The White House has so far been blasé about the delay, provided it doesn’t extend into the weekend, according to three senior administration officials—and Trump even told Ryan he’d be fine if it takes until Friday, said two people briefed on their conversation.
“It’s an additional 24 hours of suspense — not great for the blood pressure, but by no means fatal,” said Sage Eastman, former deputy staff director to Rep. Dave Camp (R-Mich.), former chair of the House Ways & Means Committee, which released its own tax proposal in 2014.
But if the delays continue, it will signal to rank-and-file lawmakers, outside groups and donors that momentum surrounding tax reform—which the White House has painted as a fast-moving, inevitable legislative win—is stalling.
The delay foreshadows the hiccups inherent in any tax reform effort. Republicans face the huge challenge of finding enough breaks to eliminate or curb to pay for tax cuts – and some members have already indicated that they feel they haven’t been consulted on what tradeoffs will be made in the proposed bill.
“If we get to Friday afternoon and we still haven’t seen a bill, people will start to get genuinely concerned,” said one person close to the administration.
Postponing the release of the House tax bill also eats into precious time in an already tight schedule, while complicating the White House’s efforts to publicly sell a tax plan.
“Every day that it gets delayed is a setback if we’re aiming to sign a bill by Christmas Eve,” said Stephen Moore, a distinguished visiting fellow at the Heritage Foundation and informal economic adviser to the president. “They key is not get bogged down.”
The White House press office did not respond to a request for comment.
Trump had originally planned to host Republican members of the House Ways & Means Committee at the White House on Wednesday afternoon. The photo-op was rescheduled to Thursday, when Trump is also due to announce his pick for Federal Reserve chair.
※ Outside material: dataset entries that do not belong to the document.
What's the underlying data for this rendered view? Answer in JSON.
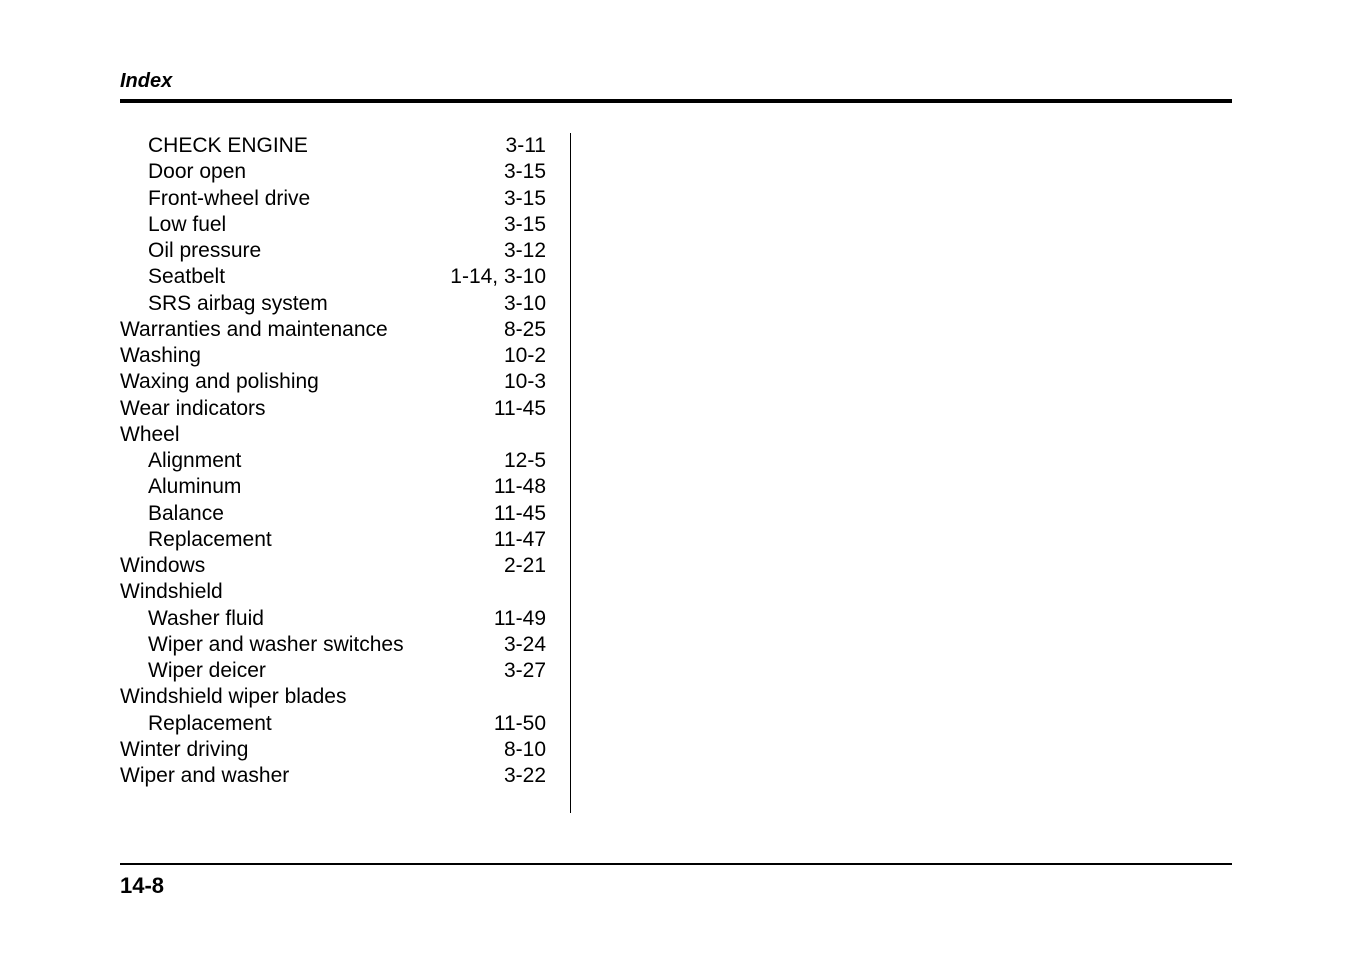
{
  "header": {
    "title": "Index"
  },
  "footer": {
    "page_number": "14-8"
  },
  "index": {
    "entries": [
      {
        "label": "CHECK ENGINE",
        "page": "3-11",
        "indent": 1
      },
      {
        "label": "Door open",
        "page": "3-15",
        "indent": 1
      },
      {
        "label": "Front-wheel drive",
        "page": "3-15",
        "indent": 1
      },
      {
        "label": "Low fuel",
        "page": "3-15",
        "indent": 1
      },
      {
        "label": "Oil pressure",
        "page": "3-12",
        "indent": 1
      },
      {
        "label": "Seatbelt",
        "page": "1-14, 3-10",
        "indent": 1
      },
      {
        "label": "SRS airbag system",
        "page": "3-10",
        "indent": 1
      },
      {
        "label": "Warranties and maintenance",
        "page": "8-25",
        "indent": 0
      },
      {
        "label": "Washing",
        "page": "10-2",
        "indent": 0
      },
      {
        "label": "Waxing and polishing",
        "page": "10-3",
        "indent": 0
      },
      {
        "label": "Wear indicators",
        "page": "11-45",
        "indent": 0
      },
      {
        "label": "Wheel",
        "page": "",
        "indent": 0,
        "heading_only": true
      },
      {
        "label": "Alignment",
        "page": "12-5",
        "indent": 1
      },
      {
        "label": "Aluminum",
        "page": "11-48",
        "indent": 1
      },
      {
        "label": "Balance",
        "page": "11-45",
        "indent": 1
      },
      {
        "label": "Replacement",
        "page": "11-47",
        "indent": 1
      },
      {
        "label": "Windows",
        "page": "2-21",
        "indent": 0
      },
      {
        "label": "Windshield",
        "page": "",
        "indent": 0,
        "heading_only": true
      },
      {
        "label": "Washer fluid",
        "page": "11-49",
        "indent": 1
      },
      {
        "label": "Wiper and washer switches",
        "page": "3-24",
        "indent": 1
      },
      {
        "label": "Wiper deicer",
        "page": "3-27",
        "indent": 1
      },
      {
        "label": "Windshield wiper blades",
        "page": "",
        "indent": 0,
        "heading_only": true
      },
      {
        "label": "Replacement",
        "page": "11-50",
        "indent": 1
      },
      {
        "label": "Winter driving",
        "page": "8-10",
        "indent": 0
      },
      {
        "label": "Wiper and washer",
        "page": "3-22",
        "indent": 0
      }
    ]
  }
}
He leaves Friday for his first trip to Asia.
“We’re still on schedule for our overall goals and still on track to have the mark-up next week, said one of the senior administration officials. “Hopefully, we’ll get the bill out of House next week.”
But the delay complicated the plans of tax experts, wonks and lobbyists who had scheduled their week around a Wednesday bill release.
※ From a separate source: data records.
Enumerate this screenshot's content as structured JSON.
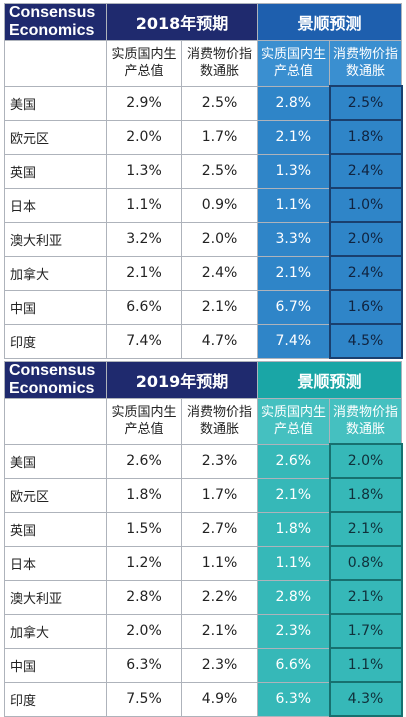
{
  "logo": {
    "line1": "Consensus",
    "line2": "Economics"
  },
  "table1": {
    "title_left": "2018年预期",
    "title_right": "景顺预测",
    "col_gdp": "实质国内生产总值",
    "col_cpi": "消费物价指数通胀",
    "rows": [
      {
        "country": "美国",
        "cons_gdp": "2.9%",
        "cons_cpi": "2.5%",
        "inv_gdp": "2.8%",
        "inv_cpi": "2.5%"
      },
      {
        "country": "欧元区",
        "cons_gdp": "2.0%",
        "cons_cpi": "1.7%",
        "inv_gdp": "2.1%",
        "inv_cpi": "1.8%"
      },
      {
        "country": "英国",
        "cons_gdp": "1.3%",
        "cons_cpi": "2.5%",
        "inv_gdp": "1.3%",
        "inv_cpi": "2.4%"
      },
      {
        "country": "日本",
        "cons_gdp": "1.1%",
        "cons_cpi": "0.9%",
        "inv_gdp": "1.1%",
        "inv_cpi": "1.0%"
      },
      {
        "country": "澳大利亚",
        "cons_gdp": "3.2%",
        "cons_cpi": "2.0%",
        "inv_gdp": "3.3%",
        "inv_cpi": "2.0%"
      },
      {
        "country": "加拿大",
        "cons_gdp": "2.1%",
        "cons_cpi": "2.4%",
        "inv_gdp": "2.1%",
        "inv_cpi": "2.4%"
      },
      {
        "country": "中国",
        "cons_gdp": "6.6%",
        "cons_cpi": "2.1%",
        "inv_gdp": "6.7%",
        "inv_cpi": "1.6%"
      },
      {
        "country": "印度",
        "cons_gdp": "7.4%",
        "cons_cpi": "4.7%",
        "inv_gdp": "7.4%",
        "inv_cpi": "4.5%"
      }
    ]
  },
  "table2": {
    "title_left": "2019年预期",
    "title_right": "景顺预测",
    "col_gdp": "实质国内生产总值",
    "col_cpi": "消费物价指数通胀",
    "rows": [
      {
        "country": "美国",
        "cons_gdp": "2.6%",
        "cons_cpi": "2.3%",
        "inv_gdp": "2.6%",
        "inv_cpi": "2.0%"
      },
      {
        "country": "欧元区",
        "cons_gdp": "1.8%",
        "cons_cpi": "1.7%",
        "inv_gdp": "2.1%",
        "inv_cpi": "1.8%"
      },
      {
        "country": "英国",
        "cons_gdp": "1.5%",
        "cons_cpi": "2.7%",
        "inv_gdp": "1.8%",
        "inv_cpi": "2.1%"
      },
      {
        "country": "日本",
        "cons_gdp": "1.2%",
        "cons_cpi": "1.1%",
        "inv_gdp": "1.1%",
        "inv_cpi": "0.8%"
      },
      {
        "country": "澳大利亚",
        "cons_gdp": "2.8%",
        "cons_cpi": "2.2%",
        "inv_gdp": "2.8%",
        "inv_cpi": "2.1%"
      },
      {
        "country": "加拿大",
        "cons_gdp": "2.0%",
        "cons_cpi": "2.1%",
        "inv_gdp": "2.3%",
        "inv_cpi": "1.7%"
      },
      {
        "country": "中国",
        "cons_gdp": "6.3%",
        "cons_cpi": "2.3%",
        "inv_gdp": "6.6%",
        "inv_cpi": "1.1%"
      },
      {
        "country": "印度",
        "cons_gdp": "7.5%",
        "cons_cpi": "4.9%",
        "inv_gdp": "6.3%",
        "inv_cpi": "4.3%"
      }
    ]
  },
  "colors": {
    "navy": "#1f2a6e",
    "blue_2018": "#2f85c8",
    "teal_2019": "#36b8b8"
  }
}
Moore, for instance, had planned to do a handful of television hits about the House bill on Wednesday and then attend a meeting with economic policy officials at the White House. All of it got cancelled, so Moore found himself with a free day to mostly sit around his office.
“Hopefully, it’s just a one-day delay,” he said on Wednesday afternoon.
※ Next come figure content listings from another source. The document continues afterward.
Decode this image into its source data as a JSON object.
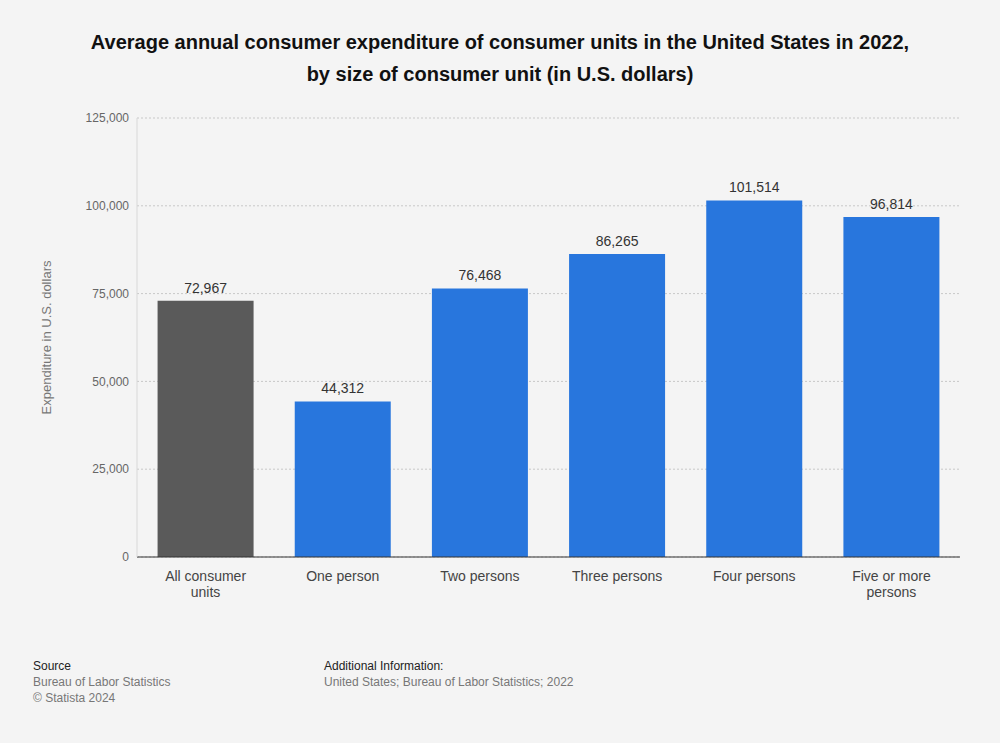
{
  "chart_data": {
    "type": "bar",
    "title": "Average annual consumer expenditure of consumer units in the United States in 2022, by size of consumer unit (in U.S. dollars)",
    "y_label": "Expenditure in U.S. dollars",
    "categories": [
      "All consumer units",
      "One person",
      "Two persons",
      "Three persons",
      "Four persons",
      "Five or more persons"
    ],
    "values": [
      72967,
      44312,
      76468,
      86265,
      101514,
      96814
    ],
    "value_labels": [
      "72,967",
      "44,312",
      "76,468",
      "86,265",
      "101,514",
      "96,814"
    ],
    "colors": [
      "#5a5a5a",
      "#2876dd",
      "#2876dd",
      "#2876dd",
      "#2876dd",
      "#2876dd"
    ],
    "ylim": [
      0,
      125000
    ],
    "yticks": [
      0,
      {
        "value": 25000,
        "label": "25,000"
      },
      {
        "value": 50000,
        "label": "50,000"
      },
      {
        "value": 75000,
        "label": "75,000"
      },
      {
        "value": 100000,
        "label": "100,000"
      },
      {
        "value": 125000,
        "label": "125,000"
      }
    ],
    "grid": true,
    "data_labels": true
  },
  "footer": {
    "source_heading": "Source",
    "source": "Bureau of Labor Statistics",
    "copyright": "© Statista 2024",
    "info_heading": "Additional Information:",
    "info": "United States; Bureau of Labor Statistics; 2022"
  }
}
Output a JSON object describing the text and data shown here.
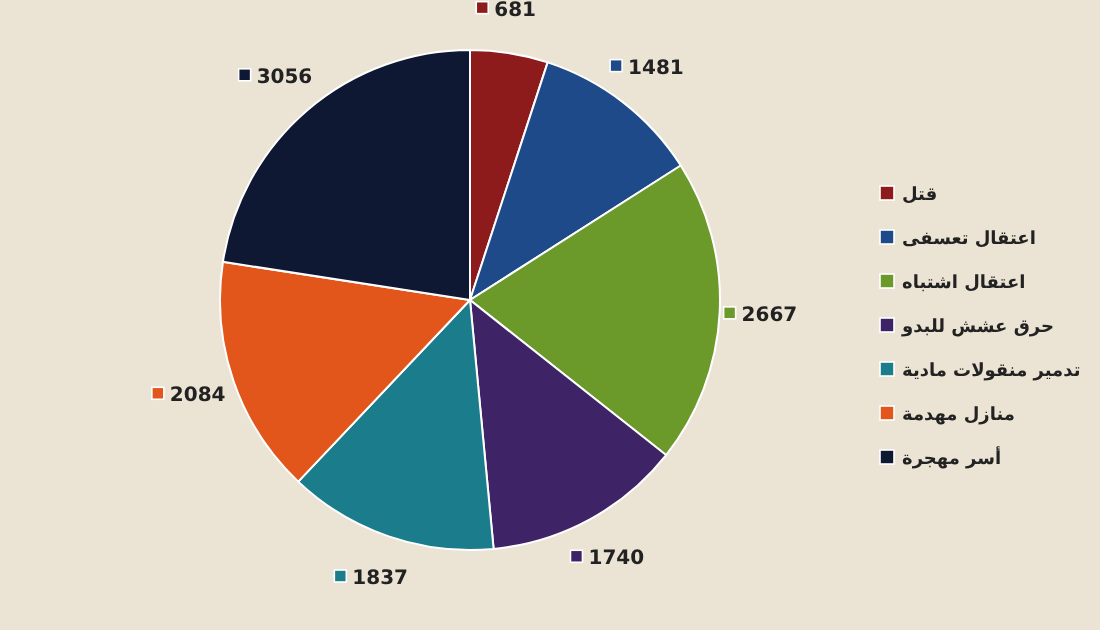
{
  "chart_data": {
    "type": "pie",
    "categories": [
      "قتل",
      "اعتقال تعسفى",
      "اعتقال اشتباه",
      "حرق عشش للبدو",
      "تدمير منقولات مادية",
      "منازل مهدمة",
      "أسر مهجرة"
    ],
    "values": [
      681,
      1481,
      2667,
      1740,
      1837,
      2084,
      3056
    ],
    "colors": [
      "#8e1b1b",
      "#1f4a8a",
      "#6b9a2b",
      "#3e2466",
      "#1b7d8c",
      "#e2561b",
      "#0e1833"
    ],
    "data_labels": true,
    "legend": "right"
  }
}
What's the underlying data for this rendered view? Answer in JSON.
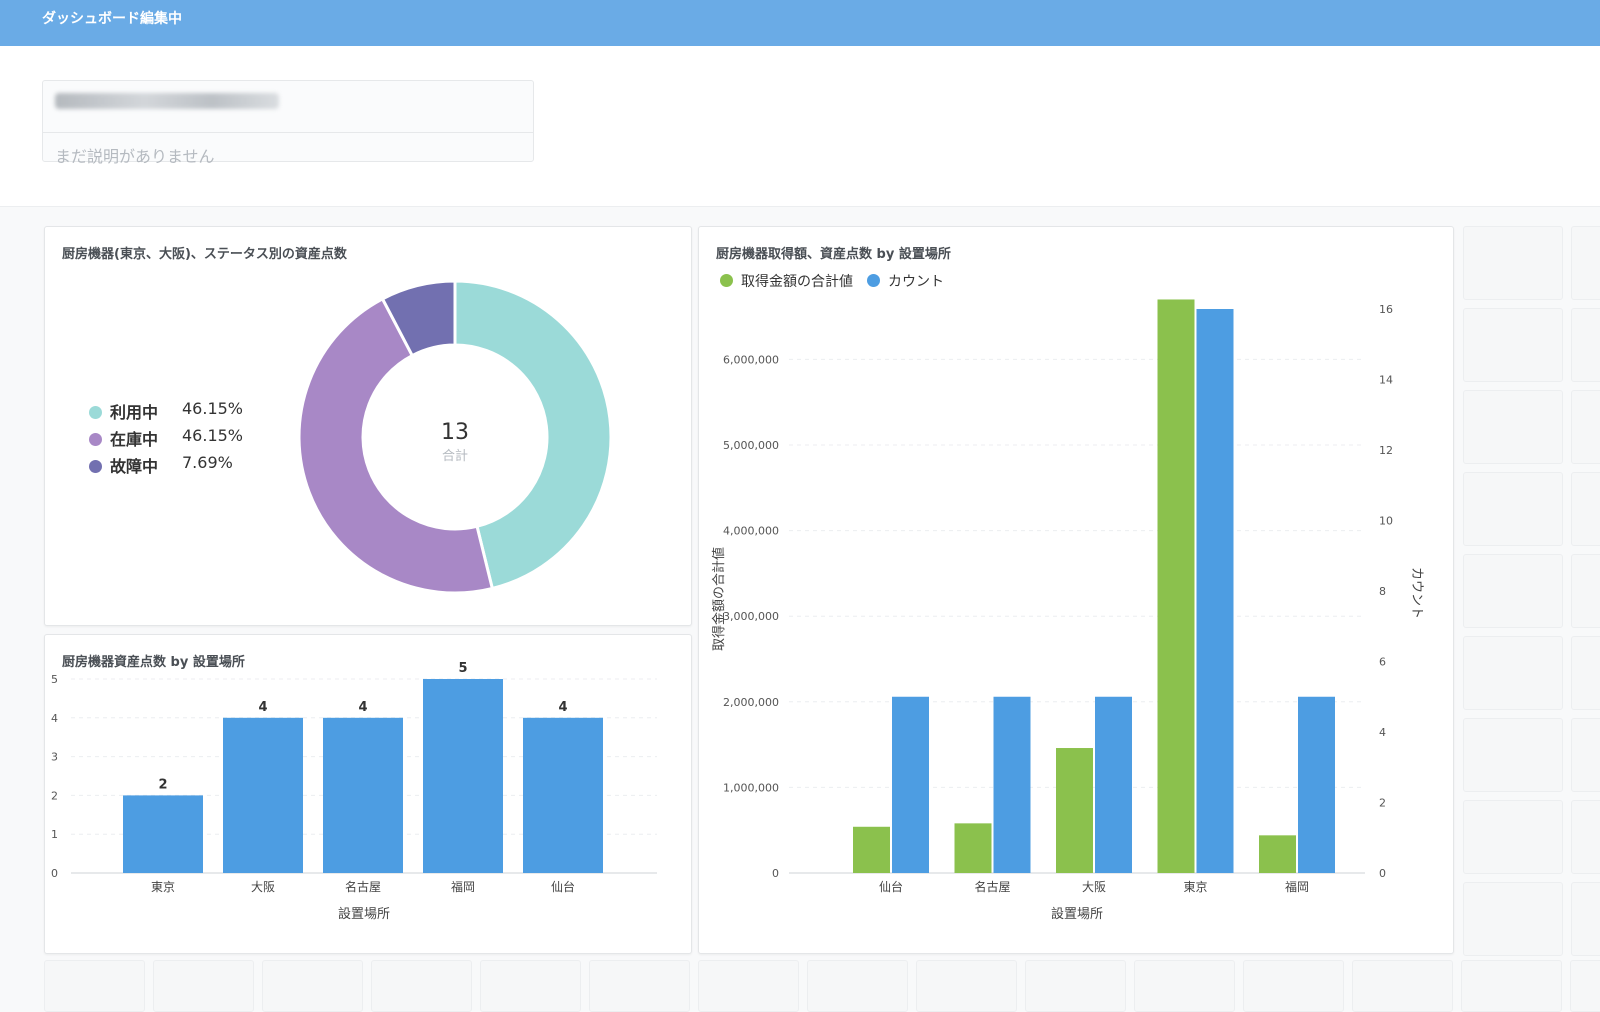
{
  "topbar": {
    "title": "ダッシュボード編集中"
  },
  "dashboard": {
    "description": "まだ説明がありません"
  },
  "colors": {
    "in_use": "#9bdad8",
    "in_stock": "#a888c6",
    "broken": "#7270b0",
    "green": "#8bc14d",
    "blue": "#4d9de2"
  },
  "donut_card": {
    "title": "厨房機器(東京、大阪)、ステータス別の資産点数",
    "total": "13",
    "total_label": "合計",
    "chart_data": {
      "type": "pie",
      "title": "厨房機器(東京、大阪)、ステータス別の資産点数",
      "slices": [
        {
          "label": "利用中",
          "value": 46.15,
          "display": "46.15%",
          "color": "#9bdad8"
        },
        {
          "label": "在庫中",
          "value": 46.15,
          "display": "46.15%",
          "color": "#a888c6"
        },
        {
          "label": "故障中",
          "value": 7.69,
          "display": "7.69%",
          "color": "#7270b0"
        }
      ]
    }
  },
  "bar_card": {
    "title": "厨房機器資産点数 by 設置場所",
    "chart_data": {
      "type": "bar",
      "title": "厨房機器資産点数 by 設置場所",
      "categories": [
        "東京",
        "大阪",
        "名古屋",
        "福岡",
        "仙台"
      ],
      "values": [
        2,
        4,
        4,
        5,
        4
      ],
      "xlabel": "設置場所",
      "ylabel": "",
      "ylim": [
        0,
        5
      ],
      "yticks": [
        0,
        1,
        2,
        3,
        4,
        5
      ],
      "grid": true,
      "color": "#4d9de2"
    }
  },
  "combo_card": {
    "title": "厨房機器取得額、資産点数 by 設置場所",
    "chart_data": {
      "type": "bar",
      "title": "厨房機器取得額、資産点数 by 設置場所",
      "categories": [
        "仙台",
        "名古屋",
        "大阪",
        "東京",
        "福岡"
      ],
      "series": [
        {
          "name": "取得金額の合計値",
          "axis": "left",
          "color": "#8bc14d",
          "values": [
            540000,
            580000,
            1460000,
            6700000,
            440000
          ]
        },
        {
          "name": "カウント",
          "axis": "right",
          "color": "#4d9de2",
          "values": [
            5,
            5,
            5,
            16,
            5
          ]
        }
      ],
      "xlabel": "設置場所",
      "ylabel": "取得金額の合計値",
      "y2label": "カウント",
      "ylim": [
        0,
        6700000
      ],
      "y2lim": [
        0,
        16
      ],
      "yticks": [
        "0",
        "1,000,000",
        "2,000,000",
        "3,000,000",
        "4,000,000",
        "5,000,000",
        "6,000,000"
      ],
      "y2ticks": [
        "0",
        "2",
        "4",
        "6",
        "8",
        "10",
        "12",
        "14",
        "16"
      ],
      "grid": true,
      "legend": "top-left"
    }
  }
}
The White House is proceeding with an aggressive sales pitch despite the absence of legislation. Treasury Secretary Steven Mnuchin was in Southern California, visiting Republican congressional districts to talk up the necessity of tweaking the tax code. He also plans to give a speech Sunday at the Ronald Reagan Presidential Library in Simi Valley, according to a senior Treasury official.
Vice President Mike Pence plans to travel to Orlando, Florida, on Thursday, along with Agriculture Secretary Sonny Perdue, to give remarks about tax reform at an American manufacturer called Correct Craft.
National Economic Council Director Gary Cohn attended the Senate Republican steering lunch on Thursday, where he stressed that Congress needs to pass a tax bill soon, according to two attendees.
Cohn told lawmakers that the IRS needed time to propagate new rules and that the House Republicans needed to release their tax legislation before the president left for Asia – a timeframe that now seems unclear.
“It’s funny… they’ve been telling us for a month, ‘Don’t worry, we’ll be ready, we’ll be ready, we’ll be ready’ And now here we are,” said one White House staffer.
But with the last tax overhaul in 1986 under President Ronald Reagan, a slight delay in releasing the House Republican tax bill wound up not hobbling the final bill.
“Advocates of tax reform should pray this is the worst stumble they have,” said Jeffrey Birnbaum, the author of the seminal book on the 1986 tax legislation, Showdown at Gucci Gulch, and president of BGR Public Relations. “Deadlines were broken all of the time in 1986.”